Molecular biomass and MetaTaxogenomic assessment of soil microbial communities as influenced by soil DNA extraction procedure
Summary Three soil DNA extraction procedures (homemade protocols and commercial kit) varying in their practicability were applied to contrasting soils to evaluate their efficiency in recovering: (i) soil DNA and (ii) bacterial diversity estimated by 16S rDNA pyrosequencing. Significant differences in DNA yield were systematically observed between tested procedures. For certain soils, 10 times more DNA was recovered with one protocol than with the others. About 15 000 sequences of 16S rDNA were obtained for each sample which were clustered to draw rarefaction curves. These curves, as well as the PCA ordination of community composition based on OTU clustering, did not reveal any significant difference between procedures. Nevertheless, significant differences between procedures were highlighted by the taxonomic identification of sequences obtained at the phylum to genus levels.
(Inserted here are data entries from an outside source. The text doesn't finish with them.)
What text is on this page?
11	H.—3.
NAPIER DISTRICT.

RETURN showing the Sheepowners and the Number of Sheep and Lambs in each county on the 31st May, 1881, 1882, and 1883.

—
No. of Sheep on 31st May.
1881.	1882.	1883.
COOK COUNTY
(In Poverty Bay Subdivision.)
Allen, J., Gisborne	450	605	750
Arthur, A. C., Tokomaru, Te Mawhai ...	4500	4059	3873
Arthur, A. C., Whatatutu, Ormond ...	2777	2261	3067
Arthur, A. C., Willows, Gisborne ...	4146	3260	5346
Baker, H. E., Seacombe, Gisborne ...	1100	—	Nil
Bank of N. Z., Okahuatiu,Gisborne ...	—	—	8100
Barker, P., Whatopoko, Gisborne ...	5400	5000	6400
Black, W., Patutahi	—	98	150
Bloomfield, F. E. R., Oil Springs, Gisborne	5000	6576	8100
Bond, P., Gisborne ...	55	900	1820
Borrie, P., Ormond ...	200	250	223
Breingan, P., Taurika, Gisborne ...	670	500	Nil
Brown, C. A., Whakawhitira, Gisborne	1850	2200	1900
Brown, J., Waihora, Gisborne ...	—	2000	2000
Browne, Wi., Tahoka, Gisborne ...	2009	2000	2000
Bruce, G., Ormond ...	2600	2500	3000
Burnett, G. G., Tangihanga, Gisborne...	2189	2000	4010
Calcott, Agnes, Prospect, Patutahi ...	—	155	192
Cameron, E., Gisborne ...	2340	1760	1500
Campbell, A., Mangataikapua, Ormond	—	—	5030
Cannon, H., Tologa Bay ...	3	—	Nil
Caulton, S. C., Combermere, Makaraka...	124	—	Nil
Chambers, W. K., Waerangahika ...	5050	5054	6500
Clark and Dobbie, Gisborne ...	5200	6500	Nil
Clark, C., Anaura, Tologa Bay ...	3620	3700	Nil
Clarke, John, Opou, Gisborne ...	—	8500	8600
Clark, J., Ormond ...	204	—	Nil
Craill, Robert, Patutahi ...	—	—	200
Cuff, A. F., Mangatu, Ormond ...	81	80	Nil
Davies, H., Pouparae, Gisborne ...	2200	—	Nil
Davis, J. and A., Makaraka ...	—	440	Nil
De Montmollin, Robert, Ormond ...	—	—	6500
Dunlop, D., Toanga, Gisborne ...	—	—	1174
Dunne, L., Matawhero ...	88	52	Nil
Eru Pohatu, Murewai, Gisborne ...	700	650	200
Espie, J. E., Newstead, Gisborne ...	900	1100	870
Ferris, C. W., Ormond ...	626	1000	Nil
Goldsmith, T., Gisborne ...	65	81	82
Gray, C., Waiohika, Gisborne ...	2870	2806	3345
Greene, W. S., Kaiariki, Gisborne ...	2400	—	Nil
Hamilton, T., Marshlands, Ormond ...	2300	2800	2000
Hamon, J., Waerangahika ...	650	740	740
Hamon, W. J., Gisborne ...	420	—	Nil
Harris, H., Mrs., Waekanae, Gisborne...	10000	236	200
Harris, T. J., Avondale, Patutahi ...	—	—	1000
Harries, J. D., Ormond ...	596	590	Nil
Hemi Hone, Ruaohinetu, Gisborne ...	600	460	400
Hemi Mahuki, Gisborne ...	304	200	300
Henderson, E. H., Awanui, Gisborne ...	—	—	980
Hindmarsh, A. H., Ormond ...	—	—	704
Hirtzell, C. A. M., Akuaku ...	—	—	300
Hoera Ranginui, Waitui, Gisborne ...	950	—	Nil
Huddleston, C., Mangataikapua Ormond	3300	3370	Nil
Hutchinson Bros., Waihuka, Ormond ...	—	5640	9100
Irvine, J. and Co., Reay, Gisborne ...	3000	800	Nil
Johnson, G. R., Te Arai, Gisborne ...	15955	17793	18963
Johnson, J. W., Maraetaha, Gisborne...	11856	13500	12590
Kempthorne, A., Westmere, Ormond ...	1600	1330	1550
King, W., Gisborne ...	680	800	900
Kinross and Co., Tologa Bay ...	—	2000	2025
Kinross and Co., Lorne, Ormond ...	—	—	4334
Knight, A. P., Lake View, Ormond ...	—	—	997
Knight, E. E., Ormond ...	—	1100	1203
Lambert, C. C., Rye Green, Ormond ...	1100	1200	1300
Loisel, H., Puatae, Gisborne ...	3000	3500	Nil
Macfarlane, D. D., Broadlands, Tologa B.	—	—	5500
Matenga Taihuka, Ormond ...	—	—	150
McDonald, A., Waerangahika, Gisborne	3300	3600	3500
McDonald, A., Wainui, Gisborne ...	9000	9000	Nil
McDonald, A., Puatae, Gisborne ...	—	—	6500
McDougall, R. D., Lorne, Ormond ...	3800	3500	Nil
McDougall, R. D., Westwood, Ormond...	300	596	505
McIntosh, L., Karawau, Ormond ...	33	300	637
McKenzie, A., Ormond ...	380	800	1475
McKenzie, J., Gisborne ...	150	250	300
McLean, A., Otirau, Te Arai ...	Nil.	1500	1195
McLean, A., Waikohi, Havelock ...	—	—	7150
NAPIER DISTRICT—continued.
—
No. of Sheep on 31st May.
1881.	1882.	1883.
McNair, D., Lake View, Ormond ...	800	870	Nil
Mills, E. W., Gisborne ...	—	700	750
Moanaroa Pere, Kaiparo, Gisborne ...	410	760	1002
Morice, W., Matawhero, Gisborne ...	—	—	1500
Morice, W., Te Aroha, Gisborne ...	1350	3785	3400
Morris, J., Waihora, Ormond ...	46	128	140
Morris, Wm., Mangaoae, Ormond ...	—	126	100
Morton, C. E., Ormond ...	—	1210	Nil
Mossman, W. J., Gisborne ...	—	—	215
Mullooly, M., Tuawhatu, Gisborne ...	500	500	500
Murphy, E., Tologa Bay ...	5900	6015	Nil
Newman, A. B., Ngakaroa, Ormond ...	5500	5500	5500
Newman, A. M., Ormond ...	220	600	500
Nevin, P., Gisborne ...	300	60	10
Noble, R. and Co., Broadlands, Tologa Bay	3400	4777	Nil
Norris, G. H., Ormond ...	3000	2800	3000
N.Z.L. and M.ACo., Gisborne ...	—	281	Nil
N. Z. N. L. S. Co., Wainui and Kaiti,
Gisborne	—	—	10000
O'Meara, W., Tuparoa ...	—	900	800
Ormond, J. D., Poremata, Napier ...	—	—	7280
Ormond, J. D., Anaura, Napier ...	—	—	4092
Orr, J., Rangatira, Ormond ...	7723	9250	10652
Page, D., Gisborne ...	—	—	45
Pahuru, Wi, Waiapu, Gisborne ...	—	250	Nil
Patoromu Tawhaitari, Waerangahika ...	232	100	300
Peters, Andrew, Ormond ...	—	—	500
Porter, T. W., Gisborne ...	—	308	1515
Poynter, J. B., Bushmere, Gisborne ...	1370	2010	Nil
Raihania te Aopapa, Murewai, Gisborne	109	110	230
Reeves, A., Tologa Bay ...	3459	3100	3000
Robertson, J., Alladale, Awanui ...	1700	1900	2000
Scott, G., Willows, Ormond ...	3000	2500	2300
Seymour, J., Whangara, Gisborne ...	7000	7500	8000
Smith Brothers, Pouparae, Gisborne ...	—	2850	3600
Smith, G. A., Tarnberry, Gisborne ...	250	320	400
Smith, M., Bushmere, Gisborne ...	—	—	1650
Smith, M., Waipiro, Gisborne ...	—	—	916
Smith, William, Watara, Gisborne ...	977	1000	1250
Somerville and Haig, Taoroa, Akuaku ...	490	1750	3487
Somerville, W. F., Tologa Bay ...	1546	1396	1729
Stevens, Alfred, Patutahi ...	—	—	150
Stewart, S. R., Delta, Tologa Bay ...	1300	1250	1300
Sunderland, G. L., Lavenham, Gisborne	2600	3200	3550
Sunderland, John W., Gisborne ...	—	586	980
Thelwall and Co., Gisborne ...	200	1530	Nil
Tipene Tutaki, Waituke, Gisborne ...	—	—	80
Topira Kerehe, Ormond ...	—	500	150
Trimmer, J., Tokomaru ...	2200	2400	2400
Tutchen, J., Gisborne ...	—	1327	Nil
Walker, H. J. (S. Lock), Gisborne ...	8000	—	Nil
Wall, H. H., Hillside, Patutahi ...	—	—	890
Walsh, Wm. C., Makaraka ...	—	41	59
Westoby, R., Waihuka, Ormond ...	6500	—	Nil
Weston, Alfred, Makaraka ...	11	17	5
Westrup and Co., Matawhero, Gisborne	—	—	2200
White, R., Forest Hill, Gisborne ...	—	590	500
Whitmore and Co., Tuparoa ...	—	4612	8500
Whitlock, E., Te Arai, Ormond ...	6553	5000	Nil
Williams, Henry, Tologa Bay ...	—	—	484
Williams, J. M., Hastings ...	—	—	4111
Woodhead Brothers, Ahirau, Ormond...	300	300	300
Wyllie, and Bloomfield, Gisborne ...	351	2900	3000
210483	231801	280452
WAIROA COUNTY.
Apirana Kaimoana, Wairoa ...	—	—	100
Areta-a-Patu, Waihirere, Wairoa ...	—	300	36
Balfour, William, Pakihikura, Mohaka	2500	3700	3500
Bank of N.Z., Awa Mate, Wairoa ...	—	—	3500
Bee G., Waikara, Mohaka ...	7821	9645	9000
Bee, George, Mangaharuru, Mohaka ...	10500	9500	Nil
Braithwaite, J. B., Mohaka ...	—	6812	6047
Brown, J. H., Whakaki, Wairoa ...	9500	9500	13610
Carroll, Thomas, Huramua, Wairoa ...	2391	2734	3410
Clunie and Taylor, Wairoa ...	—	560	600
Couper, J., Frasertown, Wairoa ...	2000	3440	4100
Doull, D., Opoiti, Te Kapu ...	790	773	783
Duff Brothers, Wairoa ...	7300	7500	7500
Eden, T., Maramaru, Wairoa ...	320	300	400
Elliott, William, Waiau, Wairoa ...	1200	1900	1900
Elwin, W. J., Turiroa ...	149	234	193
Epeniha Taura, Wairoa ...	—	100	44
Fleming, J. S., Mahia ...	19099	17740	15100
Depending on the soil, differences in the number of genera detected ranged from 1% to 26% between the most and least efficient procedures, mainly due to a poorer capacity to recover populations belonging to Actinobacteria, Firmicutes or Crenarchaeota. This study enabled us to rank the relative efficiencies of protocols for their recovery of soil molecular microbial biomass and bacterial diversity and to help choosing an appropriate soil DNA extraction procedure adapted to novel sequencing technologies.